- Episteme- A grouping of statements that suggests a consistent pattern in how they function as constituents of a system of knowledge. An episteme may be a cultural code, characteristic system, structure, network, or ground of thought that governs the language, perception, values, and practices of an age.
- Discursive formation- Foucault replaced the term "episteme" with this when he wrote The Archeology of Knowledge. Because he was not a structuralist, Foucault decided to abandon "episteme", and use a term that fit within his philosophy. This has the same meaning of "episteme".
- Statement- The basis unit of discursive formation, this is a set of signs or symbols to which a status of knowledge can be ascribed. Discourse is the plural of "statement". The statement is not a sentence due to the sentence being governed by grammatical rules and the statement is governed by logic rules.
- Resemblance (similitude)- Episteme of the sixteenth century was based on the thought that everything resembles something else and in that sense stood for it. Words and things were not thought of as being separate.
- Power- "A more-or-less organized, hierarchical, co-ordinated cluster of relations." Power is a characteristic of all relationships and, in fact, constitutes those relationships. All individuals exercise power, and are all subjected to it.
- Bio-power- Power over life. It "exerts a positive influence of life, that endeavors to administer, optimize, and multiply it, subjecting it to precise controls and comprehensive regulations."
- Resistance- In Foucault's system, this can be characterized by discourse that both creates and constrains.
- Specific intellectual- Ordinary people who have knowledge of their circumstances and are able to express themselves independently of the universal theorizing intellectual.
- Universal intellectual- A defender of natural rights and an advocate of humanity. A bearer of universal moral, theoretical and political values who is at the forefront of progress and revolution.
- Critique- A major tool of resistance that points out what kinds of assumptions, what kinds of familiar, unchallenged, unconsidered modes of thought are accepted as self-evident that will no longer be accepted as such. Attacking the existing order of things.

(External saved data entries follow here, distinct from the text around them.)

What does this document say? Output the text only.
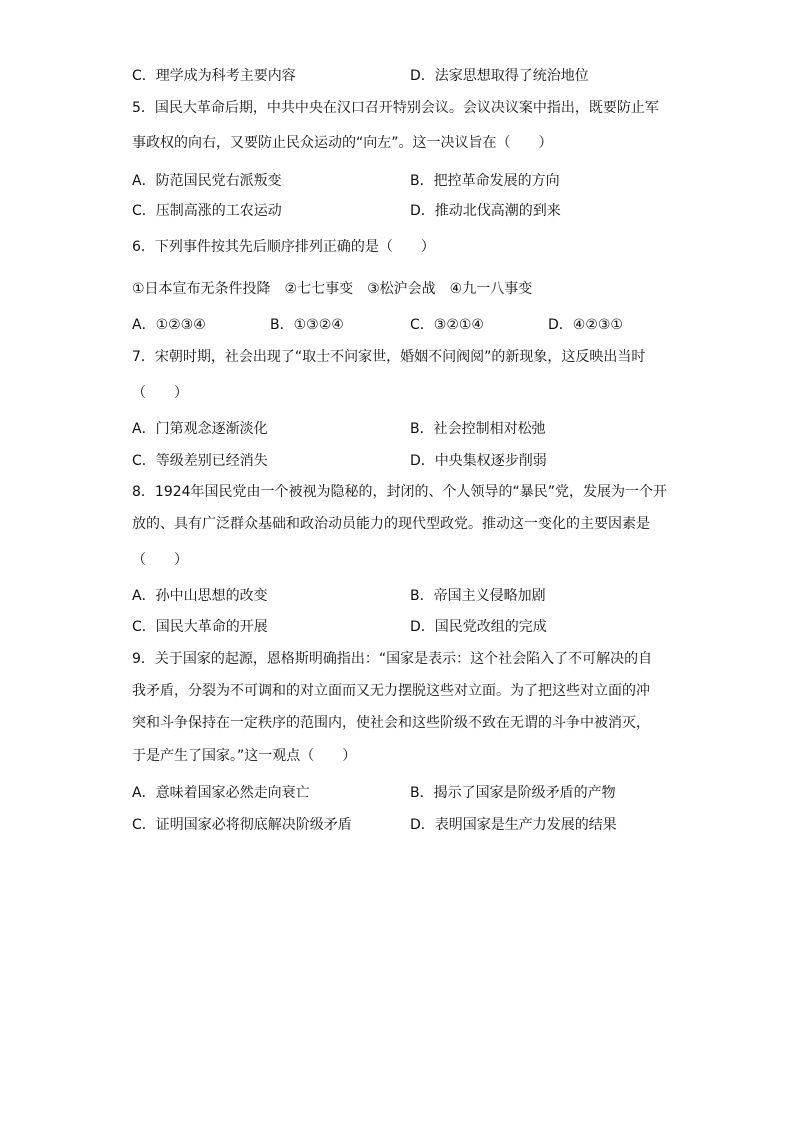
C．理学成为科考主要内容	D．法家思想取得了统治地位
5．国民大革命后期，中共中央在汉口召开特别会议。会议决议案中指出，既要防止军
事政权的向右，又要防止民众运动的“向左”。这一决议旨在（　　）
A．防范国民党右派叛变	B．把控革命发展的方向
C．压制高涨的工农运动	D．推动北伐高潮的到来
6．下列事件按其先后顺序排列正确的是（　　）
①日本宣布无条件投降　②七七事变　③松沪会战　④九一八事变
A．①②③④	B．①③②④	C．③②①④	D．④②③①
7．宋朝时期，社会出现了“取士不问家世，婚姻不问阀阅”的新现象，这反映出当时
（　　）
A．门第观念逐渐淡化	B．社会控制相对松弛
C．等级差别已经消失	D．中央集权逐步削弱
8．1924年国民党由一个被视为隐秘的，封闭的、个人领导的“暴民”党，发展为一个开
放的、具有广泛群众基础和政治动员能力的现代型政党。推动这一变化的主要因素是
（　　）
A．孙中山思想的改变	B．帝国主义侵略加剧
C．国民大革命的开展	D．国民党改组的完成
9．关于国家的起源，恩格斯明确指出：“国家是表示：这个社会陷入了不可解决的自
我矛盾，分裂为不可调和的对立面而又无力摆脱这些对立面。为了把这些对立面的冲
突和斗争保持在一定秩序的范围内，使社会和这些阶级不致在无谓的斗争中被消灭，
于是产生了国家。”这一观点（　　）
A．意味着国家必然走向衰亡	B．揭示了国家是阶级矛盾的产物
C．证明国家必将彻底解决阶级矛盾	D．表明国家是生产力发展的结果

- Ethics- One part of the study of morals that illustrates how individuals constitute themselves as moral subjects.
- Moral Code- Rules that determine which acts are permitted or forbidden and the code which determines the positive or negative values of possible behaviors.
- Ethical substance- Aspect of the self that is seen as the appropriate domain for moral conduct.
- Mode of subjection- The authority or rationale for moral obligations, "the way in which people are invited or incited to recognize their moral obligations."
- Asceticism- The practical means by which individuals become ethical subjects.
- Telos- What is considered to be the state of perfection or completion according to the moral code. The discovery of "one's true self".
- Archeology- A means for analyzing the production of discourse in terms of the conditions of possibility that allow it to appear, and that govern the system of knowledge and order.
- Genealogy- A compliment to archeology designed to describe Foucault's method of investigation. Genealogy looks for the rules governing discursive practices.
- Methodology of inquiry- Characterized by the data Foucault chose to study, as he did not study renowned documents, but generally unknown ones.
- Interpretation (commentary)- A technique of power in that it selects what is to be suppressed and allows only specifically qualified individuals to do the interpreting.